Après de modestes débuts, la campagne Pas touche au Venezuela ! est désormais active dans plus de 40 pays. C’est un grand accomplissement, mais ce n’est qu’un début. Il faut plus qu’une campagne de solidarité. Il faut un mouvement révolutionnaire international qui lutte contre l’impérialisme et le capitalisme, pour le socialisme et pour la victoire de la révolution vénézuélienne. Il faut une authentique Internationale révolutionnaire.

Réformisme ou révolution ?

L’accord de Caracas (« El Compromiso de Caracas ») était fondé sur l’idée d’une lutte mondiale contre l’impérialisme et le capitalisme – pour le socialisme. C’est une base suffisante pour unir les éléments les plus militants du mouvement ouvrier international. Cependant, il faut noter que cet appel a reçu un accueil mitigé, y compris par certains dirigeants présents au congrès du PSUV. Les réformistes et socio-démocrates n’ont pas apprécié la façon dont Chavez a insisté sur l’idée que la Ve Internationale devrait être non seulement anti-impérialiste, mais aussi anti-capitaliste et socialiste. Certains dirigeants présents au Rassemblement des Partis de Gauche, à Caracas, se sont opposés à l’appel de Chavez en expliquant qu’il y avait déjà le « Forum de Sao Paulo » – et que la Ve Internationale ne devait pas nécessairement être ouvertement anti-capitaliste.

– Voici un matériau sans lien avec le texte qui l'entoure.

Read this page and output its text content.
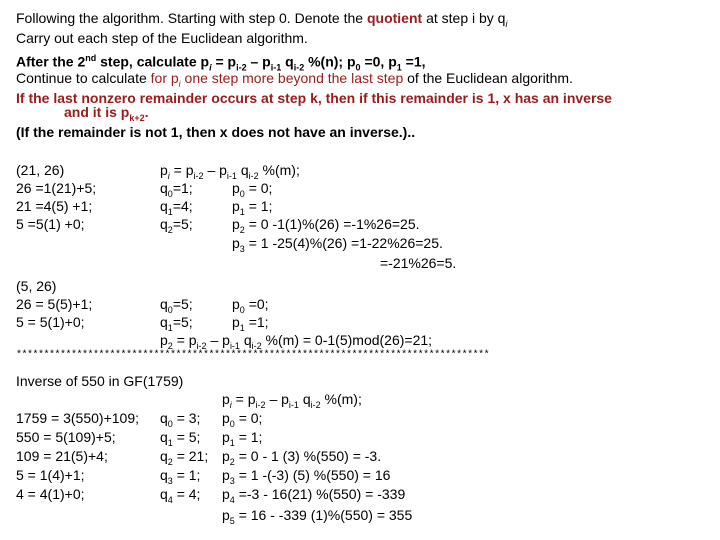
Following the algorithm. Starting with step 0. Denote the quotient at step i by $q_i$
Carry out each step of the Euclidean algorithm.
After the 2nd step, calculate $p_i = p_{i-2} - p_{i-1}$ $q_{i-2}$ %(n); $p_0 =0$, $p_1 =1$,
Continue to calculate for $p_i$ one step more beyond the last step of the Euclidean algorithm.
If the last nonzero remainder occurs at step k, then if this remainder is 1, x has an inverse
and it is $p_{k+2}$.
(If the remainder is not 1, then x does not have an inverse.)..
(21, 26)
26 =1(21)+5;
21 =4(5) +1;
5 =5(1) +0;
$p_i = p_{i-2} - p_{i-1}$ $q_{i-2}$ %(m);
$q_0=1$;
$q_1=4$;
$q_2=5$;
$p_0 = 0$;
$p_1 = 1$;
$p_2 = 0$ -1(1)%(26) =-1%26=25.
$p_3 = 1$ -25(4)%(26) =1-22%26=25.
=-21%26=5.
(5, 26)
26 = 5(5)+1;
5 = 5(1)+0;
$q_0=5$;
$q_1=5$;
$p_0 =0$;
$p_1 =1$;
$p_2 = p_{i-2} - p_{i-1}$ $q_{i-2}$ %(m) = 0-1(5)mod(26)=21;
**************************************************************************************
Inverse of 550 in GF(1759)
$p_i = p_{i-2} - p_{i-1}$ $q_{i-2}$ %(m);
1759 = 3(550)+109;
550 = 5(109)+5;
109 = 21(5)+4;
5 = 1(4)+1;
4 = 4(1)+0;
$q_0 = 3$;
$q_1 = 5$;
$q_2 = 21$;
$q_3 = 1$;
$q_4 = 4$;
$p_0 = 0$;
$p_1 = 1$;
$p_2 = 0 - 1$ (3) %(550) = -3.
$p_3 = 1$ -(-3) (5) %(550) = 16
$p_4 =-3 - 16(21) \%(550) = -339$
$p_5 = 16 - -339$ (1)%(550) = 355
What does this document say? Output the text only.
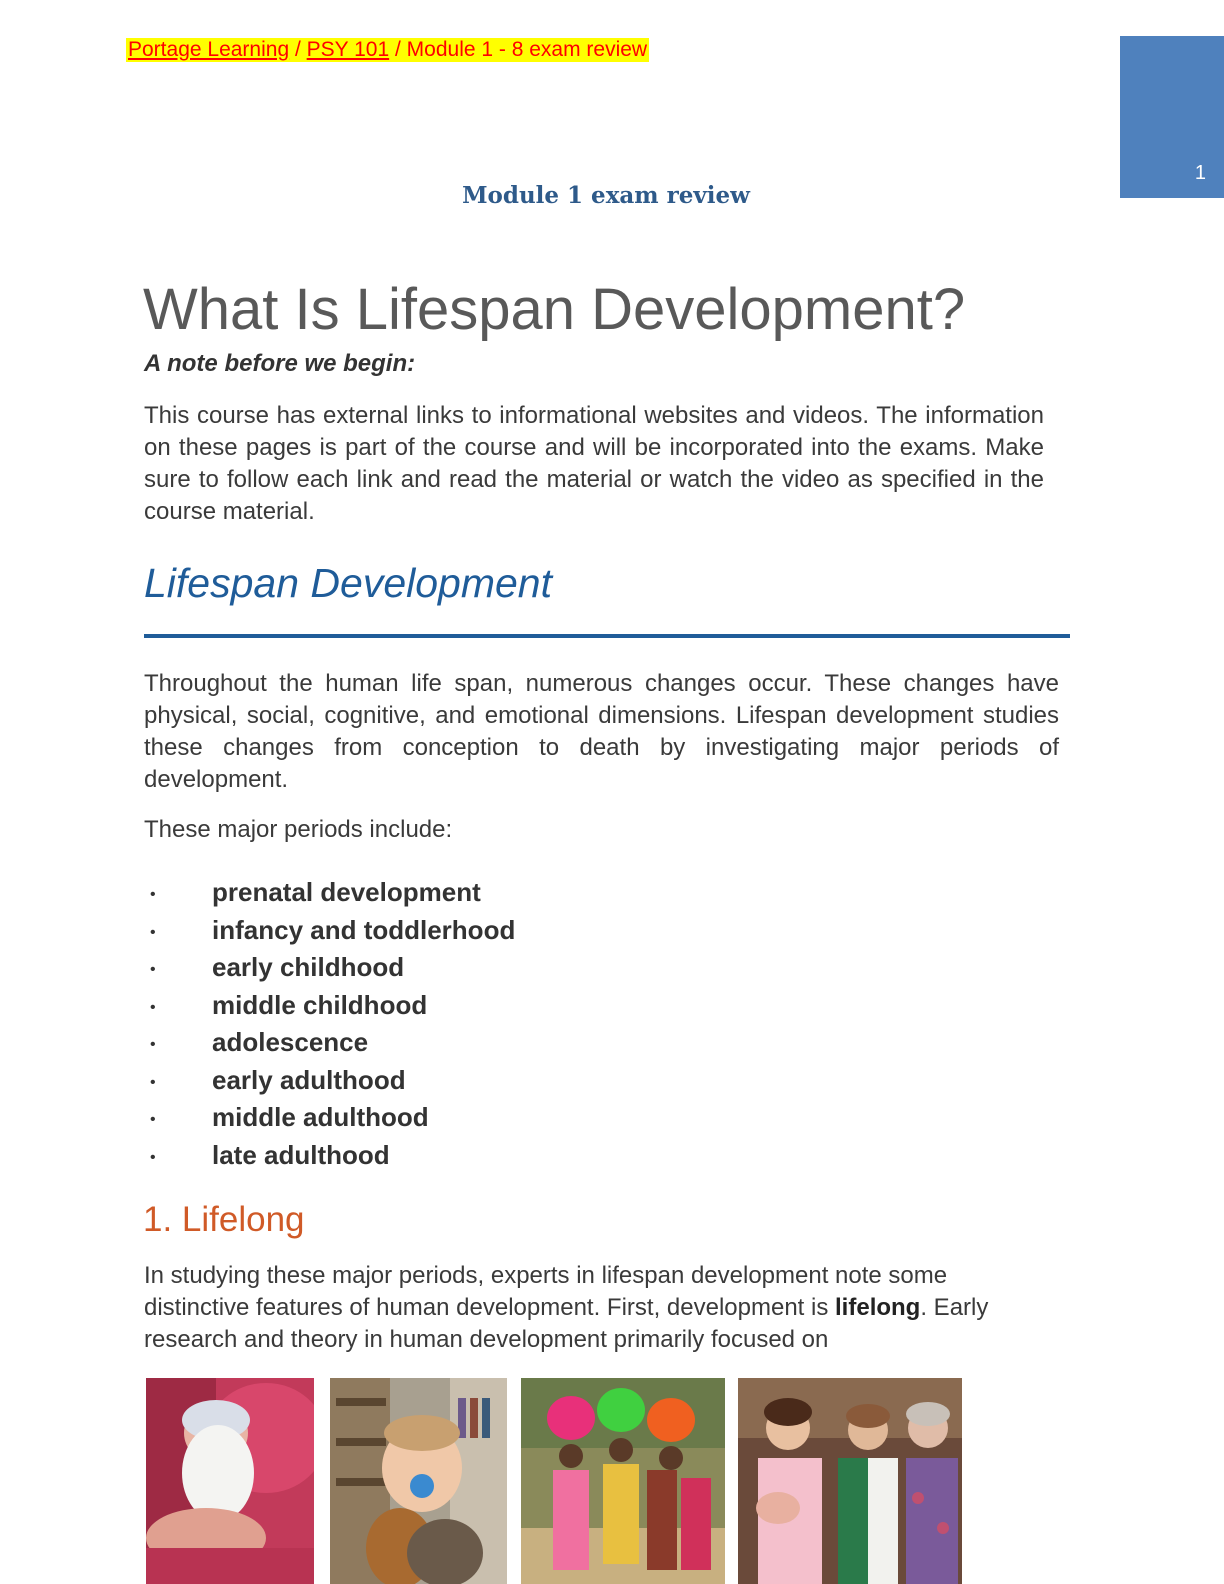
Portage Learning / PSY 101 / Module 1 - 8 exam review
1
Module 1 exam review
What Is Lifespan Development?
A note before we begin:

This course has external links to informational websites and videos. The information on these pages is part of the course and will be incorporated into the exams. Make sure to follow each link and read the material or watch the video as specified in the course material.

Lifespan Development

Throughout the human life span, numerous changes occur. These changes have physical, social, cognitive, and emotional dimensions. Lifespan development studies these changes from conception to death by investigating major periods of development.

These major periods include:

• prenatal development
• infancy and toddlerhood
• early childhood
• middle childhood
• adolescence
• early adulthood
• middle adulthood
• late adulthood
1. Lifelong

In studying these major periods, experts in lifespan development note some distinctive features of human development. First, development is lifelong. Early research and theory in human development primarily focused on
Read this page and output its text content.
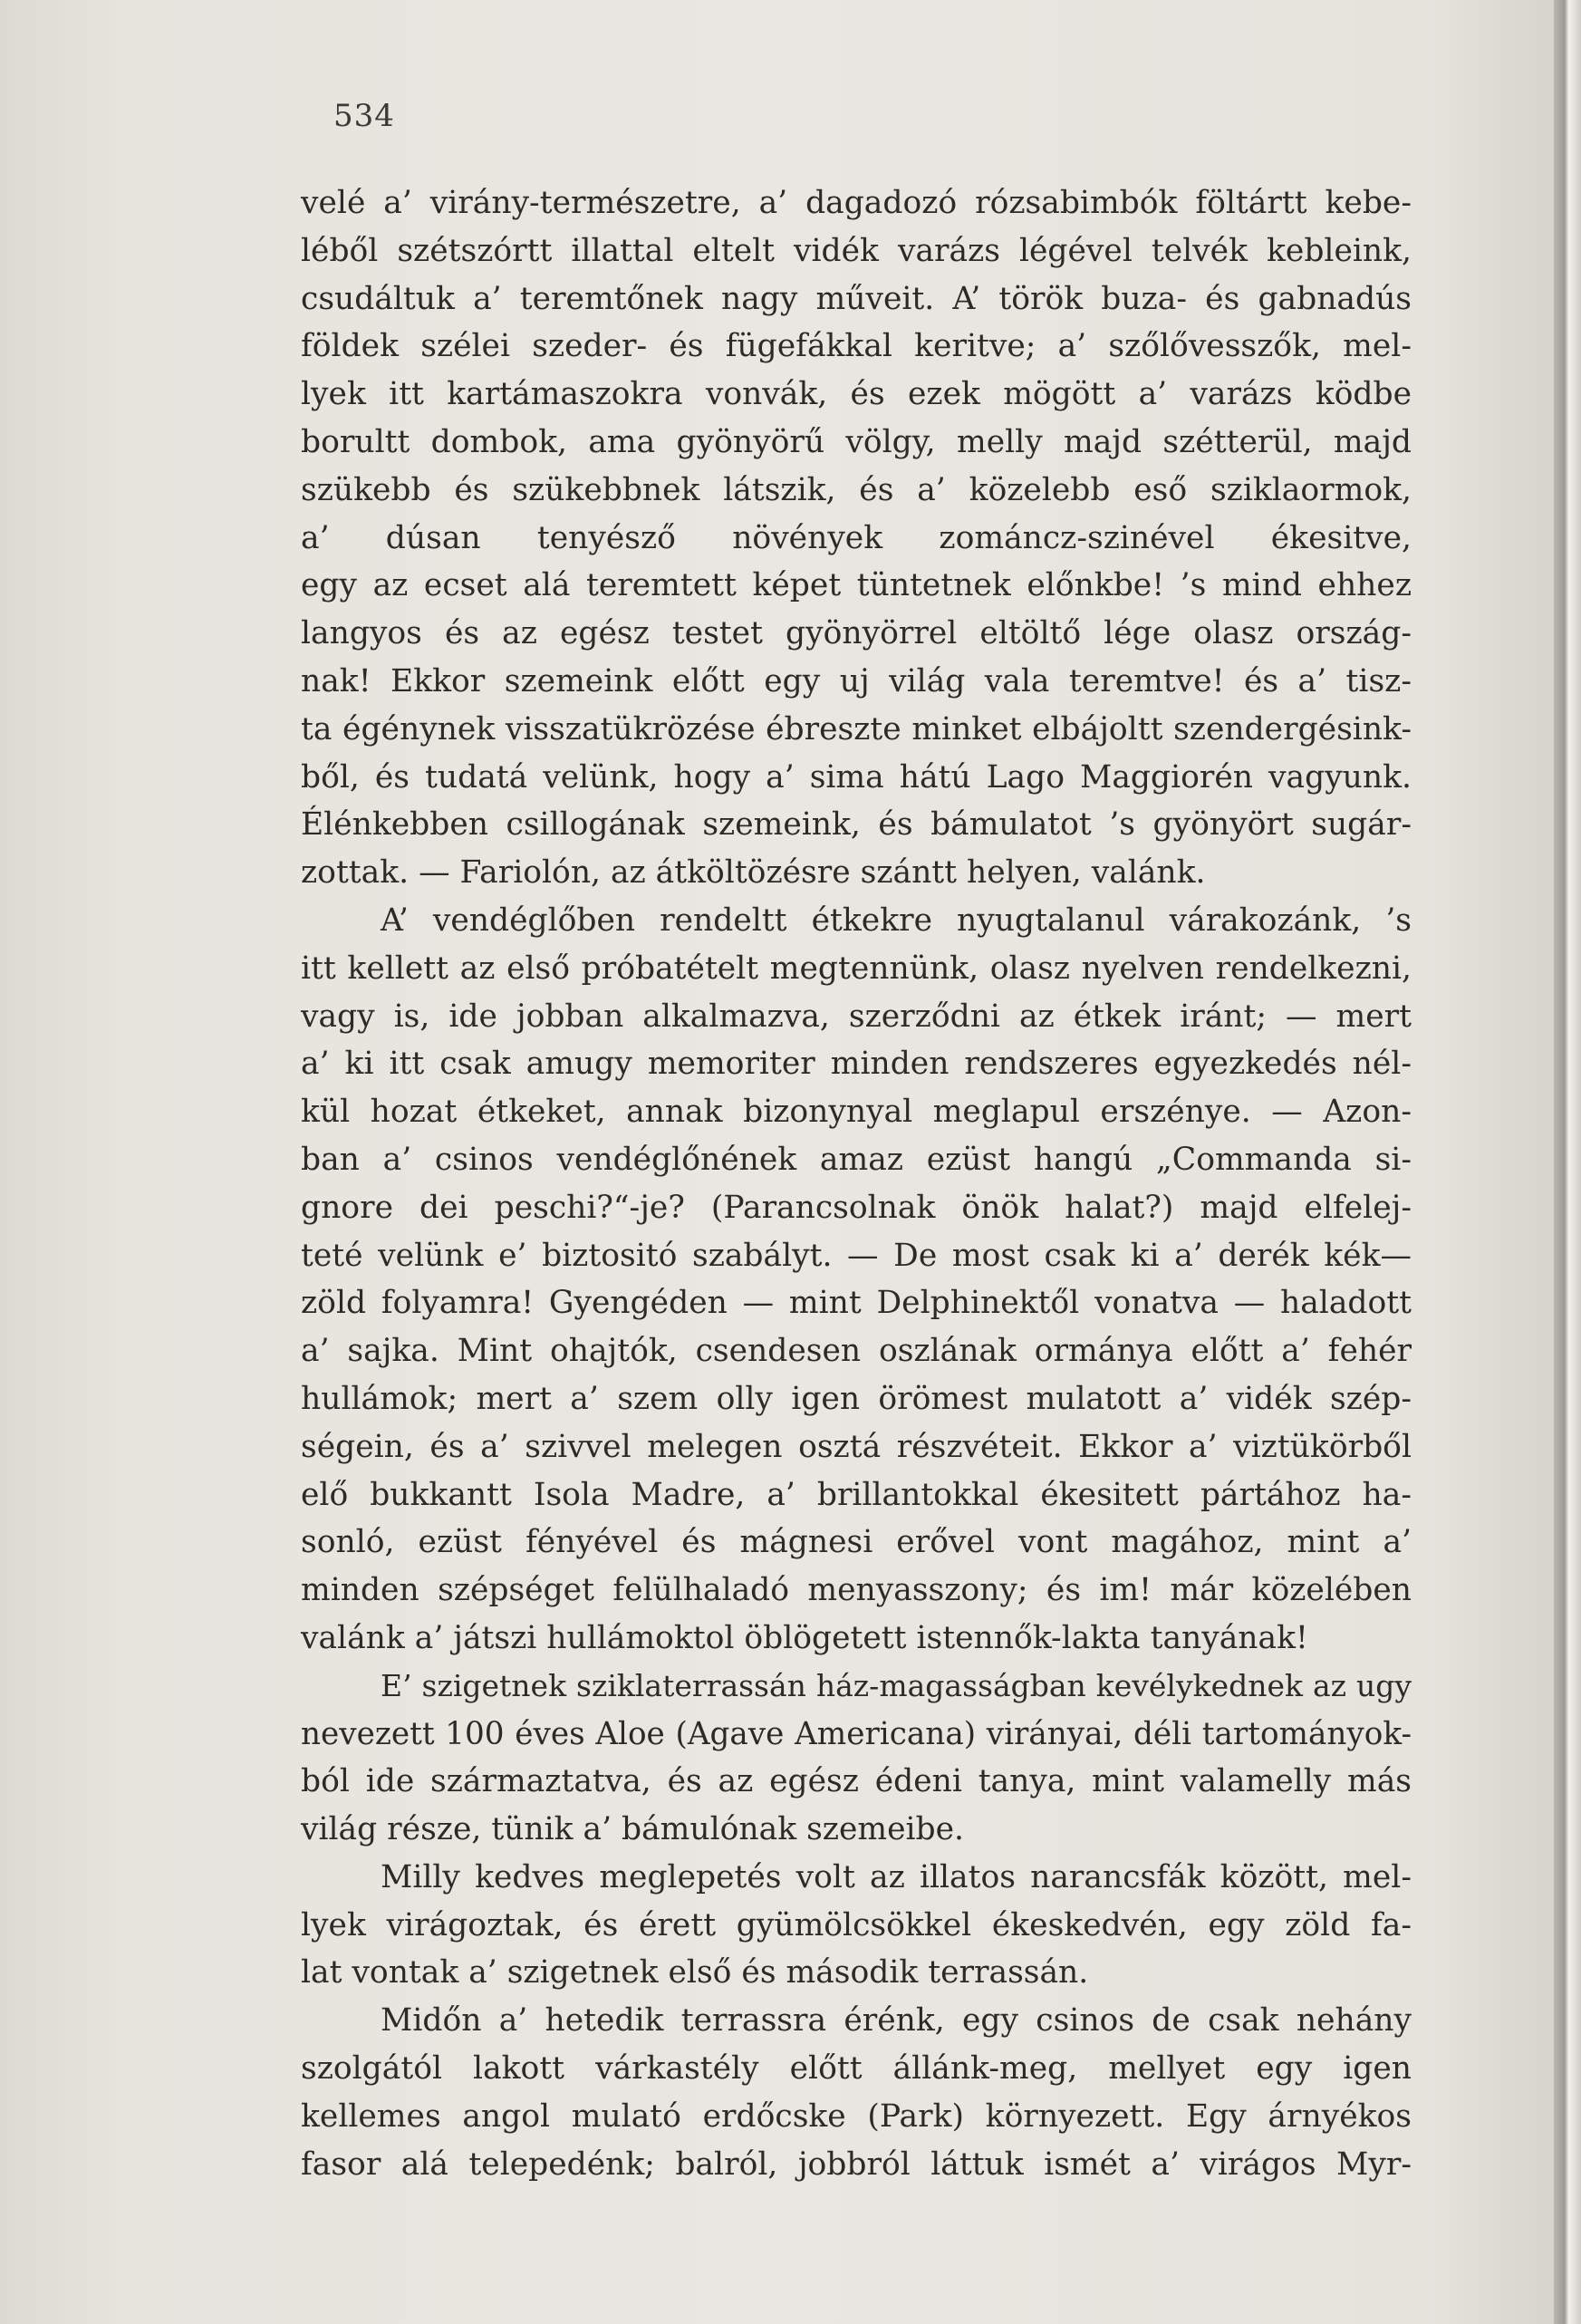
534
velé a’ virány-természetre, a’ dagadozó rózsabimbók föltártt kebe-
léből szétszórtt illattal eltelt vidék varázs légével telvék kebleink,
csudáltuk a’ teremtőnek nagy műveit. A’ török buza- és gabnadús
földek szélei szeder- és fügefákkal keritve; a’ szőlővesszők, mel-
lyek itt kartámaszokra vonvák, és ezek mögött a’ varázs ködbe
borultt dombok, ama gyönyörű völgy, melly majd szétterül, majd
szükebb és szükebbnek látszik, és a’ közelebb eső sziklaormok,
a’ dúsan tenyésző növények zománcz-szinével ékesitve,
egy az ecset alá teremtett képet tüntetnek előnkbe! ’s mind ehhez
langyos és az egész testet gyönyörrel eltöltő lége olasz ország-
nak! Ekkor szemeink előtt egy uj világ vala teremtve! és a’ tisz-
ta égénynek visszatükrözése ébreszte minket elbájoltt szendergésink-
ből, és tudatá velünk, hogy a’ sima hátú Lago Maggiorén vagyunk.
Élénkebben csillogának szemeink, és bámulatot ’s gyönyört sugár-
zottak. — Fariolón, az átköltözésre szántt helyen, valánk.
A’ vendéglőben rendeltt étkekre nyugtalanul várakozánk, ’s
itt kellett az első próbatételt megtennünk, olasz nyelven rendelkezni,
vagy is, ide jobban alkalmazva, szerződni az étkek iránt; — mert
a’ ki itt csak amugy memoriter minden rendszeres egyezkedés nél-
kül hozat étkeket, annak bizonynyal meglapul erszénye. — Azon-
ban a’ csinos vendéglőnének amaz ezüst hangú „Commanda si-
gnore dei peschi?“-je? (Parancsolnak önök halat?) majd elfelej-
teté velünk e’ biztositó szabályt. — De most csak ki a’ derék kék—
zöld folyamra! Gyengéden — mint Delphinektől vonatva — haladott
a’ sajka. Mint ohajtók, csendesen oszlának ormánya előtt a’ fehér
hullámok; mert a’ szem olly igen örömest mulatott a’ vidék szép-
ségein, és a’ szivvel melegen osztá részvéteit. Ekkor a’ viztükörből
elő bukkantt Isola Madre, a’ brillantokkal ékesitett pártához ha-
sonló, ezüst fényével és mágnesi erővel vont magához, mint a’
minden szépséget felülhaladó menyasszony; és im! már közelében
valánk a’ játszi hullámoktol öblögetett istennők-lakta tanyának!
E’ szigetnek sziklaterrassán ház-magasságban kevélykednek az ugy
nevezett 100 éves Aloe (Agave Americana) virányai, déli tartományok-
ból ide származtatva, és az egész édeni tanya, mint valamelly más
világ része, tünik a’ bámulónak szemeibe.
Milly kedves meglepetés volt az illatos narancsfák között, mel-
lyek virágoztak, és érett gyümölcsökkel ékeskedvén, egy zöld fa-
lat vontak a’ szigetnek első és második terrassán.
Midőn a’ hetedik terrassra érénk, egy csinos de csak nehány
szolgától lakott várkastély előtt állánk-meg, mellyet egy igen
kellemes angol mulató erdőcske (Park) környezett. Egy árnyékos
fasor alá telepedénk; balról, jobbról láttuk ismét a’ virágos Myr-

Les différentes réunions du « Forum de Sao Paulo » en ont clairement révélé les limites. Elles se sont avérées n’être qu’un espace où toutes sortes de réformistes pouvaient se plaindre des injustices du capitalisme, mais sans jamais offrir de perspectives révolutionnaires ou défendre le socialisme. Au lieu de cela, ils y défendaient la stratégie des réformes partielles qui ne changent rien de fondamental. C’est la raison pour laquelle des institutions de l’impérialisme, comme par exemple la Banque Mondiale, sont favorables à ce genre de « forums ». De même financent-elles différentes ONG, dans le but de détourner l’attention de la lutte révolutionnaire pour changer la société.

Des organisations comme le « Forum de Sao Paulo » et le Forum Social Mondial ne font pas avancer d’un centimètre la lutte contre le capitalisme. C’est pour cela que Chavez a proposé la formation d’une Ve Internationale, qui constitue une rupture radicale avec ces mouvements. Dans son discours, il a dit que l’humanité est avant tout menacée par le capitalisme lui-même. A propos de la crise mondiale du capitalisme, il a condamné les tentatives des gouvernements occidentaux de sauver le système en renflouant massivement les banques. Notre tâche, a-t-il dit, n’est pas de sauver le capitalisme, mais de le renverser.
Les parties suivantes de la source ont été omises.